The data also showed that spinal cord PPD mRNA and dynorphin were significantly up-regulated during bone cancer pain. This accords with a previous study demonstrating a large increase of dynorphin in spinal cord in tumor-implanted mice (Schwei et al. 1999). Notably, previous studies demonstrated that dynorphin is pronociceptive. For instance, neuropathic and inflammatory pain states are associated with increased spinal dynorphin expression (Ruda et al. 1988; Kajander et al. 1990; Zhang et al. 2005a). Intrathecal dynorphin induces pain behavior (Laughlin et al. 1997; Lai et al. 2006). Intrathecal administration of an antiserum to dynorphin A (1-17) reverses neuropathic pain (Malan et al. 2000) and enhances morphine-produced anti-allodynia in sciatic nerve ligated mice (Wu et al. 2005). These studies suggest that dynorphin may facilitate bone cancer-caused hyperalgesia. This is confirmed by our dynorphin antiserum intervention study, which demonstrates that intrathecal administration of an antiserum against dynorphin A (1-17) alleviates bone cancer-caused hyperalgesia. The data demonstrate that endogenous dynorphin is involved in the spinal transmission and processing of noxious inputs from the peripheral cancer area and that it facilitates bone cancer-induced hyperalgesia.
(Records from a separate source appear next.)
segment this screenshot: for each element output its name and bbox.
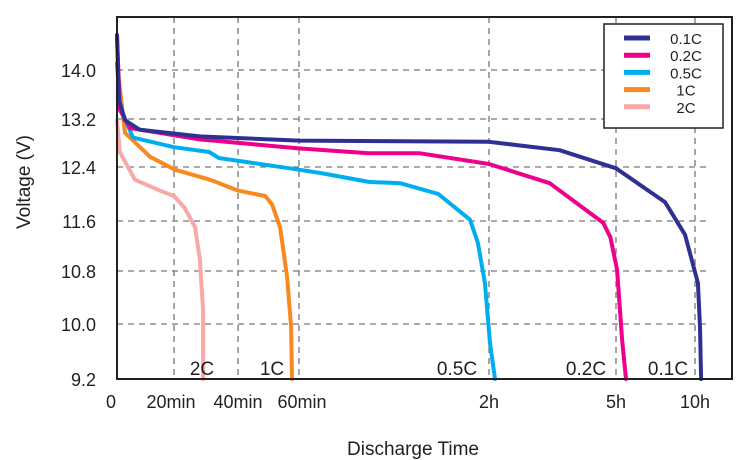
x-tick-label: 5h bbox=[606, 392, 626, 412]
y-tick-label: 10.0 bbox=[61, 315, 96, 335]
x-tick-label: 20min bbox=[146, 392, 195, 412]
x-tick-label: 40min bbox=[213, 392, 262, 412]
y-tick-label: 10.8 bbox=[61, 262, 96, 282]
curve-label: 0.1C bbox=[648, 359, 688, 380]
series-lines bbox=[115, 33, 704, 381]
x-axis-label: Discharge Time bbox=[347, 439, 479, 460]
x-tick-label: 10h bbox=[680, 392, 710, 412]
y-tick-label: 13.2 bbox=[61, 110, 96, 130]
y-axis-label: Voltage (V) bbox=[14, 135, 35, 229]
y-tick-labels: 14.0 13.2 12.4 11.6 10.8 10.0 9.2 bbox=[61, 61, 96, 390]
curve-label: 0.2C bbox=[566, 359, 606, 380]
x-tick-label: 60min bbox=[277, 392, 326, 412]
y-tick-label: 14.0 bbox=[61, 61, 96, 81]
legend-label: 2C bbox=[676, 100, 695, 117]
legend-label: 0.5C bbox=[670, 65, 702, 82]
curve-label: 2C bbox=[190, 359, 214, 380]
legend-label: 1C bbox=[676, 83, 695, 100]
series-line-0_2C bbox=[115, 33, 628, 381]
x-tick-labels: 0 20min 40min 60min 2h 5h 10h bbox=[106, 392, 710, 412]
plot-frame bbox=[116, 16, 733, 380]
x-tick-label: 2h bbox=[479, 392, 499, 412]
series-line-2C bbox=[115, 118, 206, 381]
x-tick-label: 0 bbox=[106, 392, 116, 412]
legend-box bbox=[603, 23, 724, 129]
y-tick-label: 9.2 bbox=[71, 370, 96, 390]
series-line-0_5C bbox=[115, 61, 497, 381]
curve-label: 0.5C bbox=[437, 359, 477, 380]
series-line-0_1C bbox=[115, 33, 704, 381]
legend-label: 0.2C bbox=[670, 48, 702, 65]
curve-end-labels: 0.1C 0.2C 0.5C 1C 2C bbox=[190, 359, 688, 380]
series-line-1C bbox=[115, 61, 294, 381]
y-tick-label: 11.6 bbox=[62, 212, 96, 232]
curve-label: 1C bbox=[260, 359, 284, 380]
legend-label: 0.1C bbox=[670, 31, 702, 48]
y-tick-label: 12.4 bbox=[61, 158, 96, 178]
Moreover, we demonstrate that EA significantly inhibits bone cancer-induced PPD mRNA and dynorphin up-regulation in the ipsilateral spinal cord. The data suggest that EA is associated with decreased up-regulation of spinal dynorphin. Regarding the mechanisms of EA inhibition of dynorphin up-regulation, previous studies demonstrate that dynorphin is up-regulated to a greater extent in rats with spinal cord transections than in rats with intact spinal cords (MacArthur et al. 1999). This indicates that the descending inhibitory system may suppress dynorphin expression. Further, intrathecal MK-801 inhibits peripheral inflammation-induced PPD mRNA expression (Zhang et al. 1998). Therefore, we hypothesize that EA may activate the descending inhibitory system, which in turn suppresses excitatory amino acid activities and dynorphin expression. This warrants further study. However, we do not exclude the possibility that EA may modulate activities of other peptides or neurotransmitters. Actually, previous studies demonstrated that EA down-regulated NK1 expression (Zhang et al. 2005b) and up-regulated nociceptin/orphanin FQ (Fu et al. 2007). It is suggested that EA may modulate the activities of a group of complex chemicals to inhibit pain.
In conclusion, the present study demonstrates that EA attenuates bone cancer-induced hyperalgesia and that this effect may be due, at least in part, to EA inhibition of spinal dynorphin.
We would like to thank Dr. Lyn Lowry for her editorial support. This work was funded by NIH grant R21 CA102383 and P01 AT002605.